Rajapakse continues: “Given the intangible nature of brands, it’s important that there is a credible measurement mechanism to evaluate their strength. In this context, the Brands Annual plays a crucial role in enabling organisations to assess whether they’re heading in the right direction.”
Strong branding can command customer loyalty but the equity of powerful brands may not always reflect the investment in building them. A clear gap exists in terms of marketing and finance.
Elaborating on this, Rajapakse notes: “Finance deals with measurable specifics based on numbers. In most cases, it looks at the impact of an activity that has already taken place.”
“On the other hand, branding deals with a notion in the customer’s mind; and most of the time, investing in a brand will deliver results in the long run, which makes it difficult to quantify ROI. So there is a significant difference between these two disciplines, which results in a gap,” he remarks.
In his view, one way to bridge this gap is to ensure that professionals in both disciplines consider each other’s perspective by fostering an environment for open and objective discussion – although this is easier said than done.
“Another way to overcome this stumbling block is to consider external case studies to understand the value of branding and how effectiveness measurement techniques can be improved,” Rajapakse adds.
As for how marketing efficiencies can be improved, he believes that due to the subjective nature of the discipline, it is important to establish mechanisms to measure results.
This can be achieved through the likes of research or measuring sales volumes, pricing advantages, new customer acquisitions during campaigns and so on. Once the measurement criteria are in place, marketing activities can be analysed and efficiencies improved.
Rajapakse believes that marketing accountability is imperative: “Given the substantial resources allocated to the marketing function, it’s important that there is accountability and transparency.”
“One vital component to achieve this objective is having appropriate key performance indicators (KPIs) in place. A part of their remuneration can also be linked to results generated through marketing efforts,” he suggests.
But he points to other considerations too: “The challenge here is that unlike sales, marketing results cannot be expected immediately. External measurements such as brand ratings can play a major role to ensure accountability.”
“Branding in the banking sector is all about trust due to its intangibility. As such, branding plays a key role, which is why the sector is among the top marketing spenders in the country,” Rajapakse says.
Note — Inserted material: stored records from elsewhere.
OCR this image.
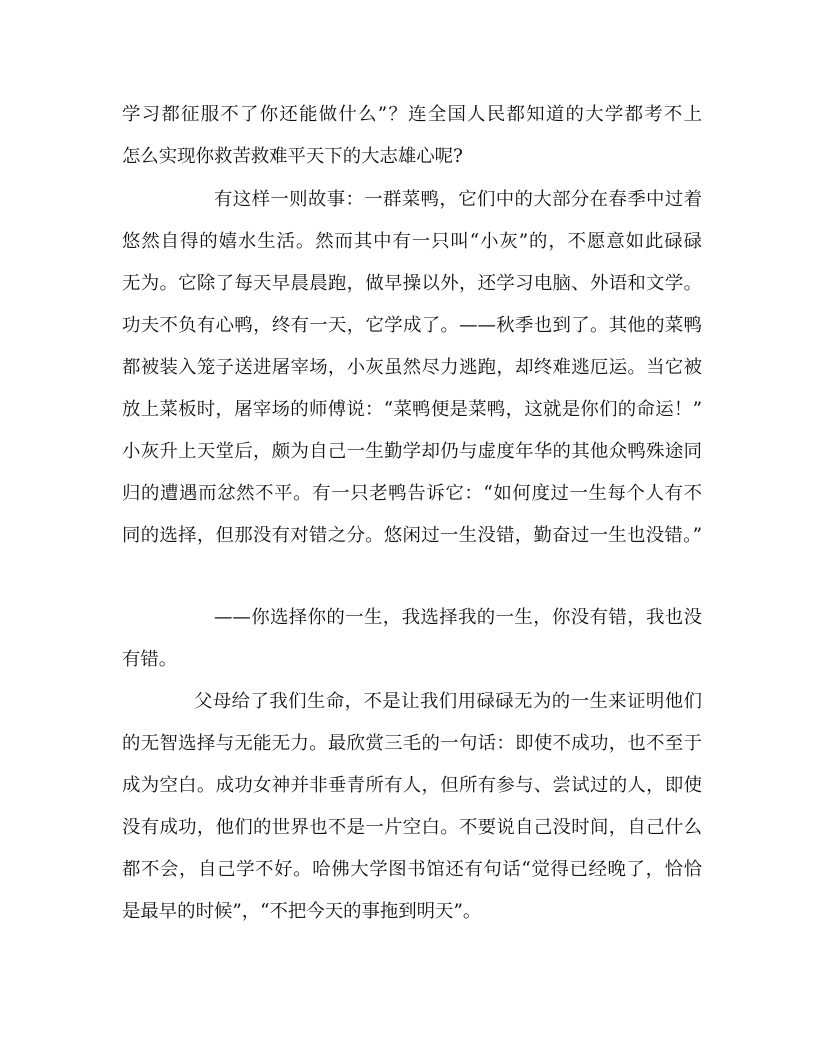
学习都征服不了你还能做什么”？连全国人民都知道的大学都考不上
怎么实现你救苦救难平天下的大志雄心呢?
有这样一则故事：一群菜鸭，它们中的大部分在春季中过着
悠然自得的嬉水生活。然而其中有一只叫“小灰”的，不愿意如此碌碌
无为。它除了每天早晨晨跑，做早操以外，还学习电脑、外语和文学。
功夫不负有心鸭，终有一天，它学成了。——秋季也到了。其他的菜鸭
都被装入笼子送进屠宰场，小灰虽然尽力逃跑，却终难逃厄运。当它被
放上菜板时，屠宰场的师傅说：“菜鸭便是菜鸭，这就是你们的命运！”
小灰升上天堂后，颇为自己一生勤学却仍与虚度年华的其他众鸭殊途同
归的遭遇而忿然不平。有一只老鸭告诉它：“如何度过一生每个人有不
同的选择，但那没有对错之分。悠闲过一生没错，勤奋过一生也没错。”
——你选择你的一生，我选择我的一生，你没有错，我也没
有错。
父母给了我们生命，不是让我们用碌碌无为的一生来证明他们
的无智选择与无能无力。最欣赏三毛的一句话：即使不成功，也不至于
成为空白。成功女神并非垂青所有人，但所有参与、尝试过的人，即使
没有成功，他们的世界也不是一片空白。不要说自己没时间，自己什么
都不会，自己学不好。哈佛大学图书馆还有句话“觉得已经晚了，恰恰
是最早的时候”，“不把今天的事拖到明天”。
He explains: “One of the stiffest marketing challenges faced by banks is maintaining an appropriate balance between long-term brand building and short-term sales orientation. One must understand that you can be everything to someone or something to everyone but not everything to everyone.”
A brand serves as the identity of a financial services institution, and represents its values and traits. Although banks have been around for centuries, the fierce competition prevailing today means that brand building and equity are critical pillars of their long-term sustainability.